In a Google Pixel, phone, go to Setchings and so Security. Then select Screen lock and touches Any. Then go to Settings, so Accounts followed by Google Then touch Delete account.
On a Huawei phone, go to Setchings and so Security and privacy Then select Screen lock and passwords. Then touch Disable screen lock password. Then go to Settings, so Users and accounts followed by Google and touches Remove.
Remove your SD and SIM cards for more privacy.
This is an often forgotten but equally important part of disposing of any smartphone. Many people are not aware that their phone's SIM card, which allows the phone to connect to their provider, contains some personal information that would be better in their hands. In fact, some phones even save contacts on their SIM card by default, and we also don't want other people's private phone numbers to fall into the wrong hands.

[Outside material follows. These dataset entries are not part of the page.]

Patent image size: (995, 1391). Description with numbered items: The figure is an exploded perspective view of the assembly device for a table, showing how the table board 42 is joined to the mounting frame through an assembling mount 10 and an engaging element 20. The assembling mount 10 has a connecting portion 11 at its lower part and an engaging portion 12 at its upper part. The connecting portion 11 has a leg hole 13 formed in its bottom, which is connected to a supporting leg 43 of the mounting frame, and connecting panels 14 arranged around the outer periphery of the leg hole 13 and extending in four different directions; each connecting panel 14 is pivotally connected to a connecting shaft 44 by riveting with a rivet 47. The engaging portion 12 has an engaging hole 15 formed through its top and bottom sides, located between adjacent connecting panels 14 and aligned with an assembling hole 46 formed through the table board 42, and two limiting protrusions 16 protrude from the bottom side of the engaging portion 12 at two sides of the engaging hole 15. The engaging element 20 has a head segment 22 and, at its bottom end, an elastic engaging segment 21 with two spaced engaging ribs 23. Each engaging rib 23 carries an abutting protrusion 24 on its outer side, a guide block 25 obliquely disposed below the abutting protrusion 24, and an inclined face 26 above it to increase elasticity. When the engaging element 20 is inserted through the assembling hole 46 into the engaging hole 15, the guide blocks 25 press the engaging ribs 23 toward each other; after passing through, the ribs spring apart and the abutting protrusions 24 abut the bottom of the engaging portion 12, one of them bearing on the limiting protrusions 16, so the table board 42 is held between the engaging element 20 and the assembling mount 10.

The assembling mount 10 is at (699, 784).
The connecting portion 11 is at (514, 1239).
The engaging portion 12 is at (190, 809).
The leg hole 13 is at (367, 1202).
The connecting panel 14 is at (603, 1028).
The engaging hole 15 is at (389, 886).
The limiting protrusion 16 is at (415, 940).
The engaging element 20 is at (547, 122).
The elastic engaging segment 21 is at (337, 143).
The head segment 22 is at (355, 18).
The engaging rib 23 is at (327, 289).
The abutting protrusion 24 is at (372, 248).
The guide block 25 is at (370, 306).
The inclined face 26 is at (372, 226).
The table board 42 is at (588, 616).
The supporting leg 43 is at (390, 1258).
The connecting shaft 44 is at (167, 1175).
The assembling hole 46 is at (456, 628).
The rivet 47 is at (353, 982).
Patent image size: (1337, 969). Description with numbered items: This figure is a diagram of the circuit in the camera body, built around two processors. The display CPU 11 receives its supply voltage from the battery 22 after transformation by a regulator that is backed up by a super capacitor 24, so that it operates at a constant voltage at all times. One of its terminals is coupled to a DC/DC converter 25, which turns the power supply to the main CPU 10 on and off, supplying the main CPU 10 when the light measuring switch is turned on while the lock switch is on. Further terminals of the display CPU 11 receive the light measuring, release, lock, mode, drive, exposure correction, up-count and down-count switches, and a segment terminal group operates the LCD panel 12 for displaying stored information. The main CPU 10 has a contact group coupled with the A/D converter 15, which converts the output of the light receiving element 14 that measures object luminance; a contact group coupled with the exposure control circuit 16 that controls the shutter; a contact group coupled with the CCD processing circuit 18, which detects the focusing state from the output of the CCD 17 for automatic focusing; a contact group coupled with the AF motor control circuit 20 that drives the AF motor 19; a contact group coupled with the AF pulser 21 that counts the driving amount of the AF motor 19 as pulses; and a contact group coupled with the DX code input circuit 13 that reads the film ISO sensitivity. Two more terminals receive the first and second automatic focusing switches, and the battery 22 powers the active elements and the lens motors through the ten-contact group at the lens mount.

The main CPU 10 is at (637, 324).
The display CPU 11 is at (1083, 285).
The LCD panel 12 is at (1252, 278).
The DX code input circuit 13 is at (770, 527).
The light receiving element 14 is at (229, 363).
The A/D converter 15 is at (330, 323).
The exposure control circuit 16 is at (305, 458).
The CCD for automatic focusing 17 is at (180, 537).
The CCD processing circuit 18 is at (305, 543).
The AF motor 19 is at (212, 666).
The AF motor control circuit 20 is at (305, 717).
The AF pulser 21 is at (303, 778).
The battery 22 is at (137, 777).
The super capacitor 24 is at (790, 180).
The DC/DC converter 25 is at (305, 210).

As for SD cards, these devices are used to expand the memory of a phone. Most often, they are the place where your photos are saved by default, although not all devices come with a MicroSD card reader these days.
Depending on the device you have, the methods to remove the SIM and SD will vary. Generally, you should remove any housing that is in your phone and inspect the frame to see if there are small ports or holes. Sometimes, the SD and SIM card ports are labeled. Other times, as in iPhones, they are hidden behind a small panel flush with the cabinet, which requires a small peg like a clip to open.
In order not to ruin any potential resale value of your device, we recommend that you visit your provider and ask for help with the removal of your SIM and SD cards. They take frequently used phones and are likely to have the right tools to open all the ports of your device. They can even help you upgrade to a new phone, if that is the reason you are getting rid of your current device.
Bonus: don't forget to log out and disconnect from all your accounts
This should be evident, but as we have covered previously, simply deleting data is not enough these days. In many cases, you may have to delete your accounts to actually delete your information from a device. Click or tap here to get our guide on how to remove your accounts from applications.
The biggest mistake people make when getting rid of old computers, equipment and printers
If you ever gave an old device to a friend, donated one to a charity or sold one to another person, you may have compromised your personal information. If you don't clean that device 100%, no matter how safe or secure you feel, there may still be recoverable data there. These are the best ways to make sure you don't provide the information on your device.
Click or tap to make sure your device is completely deleted.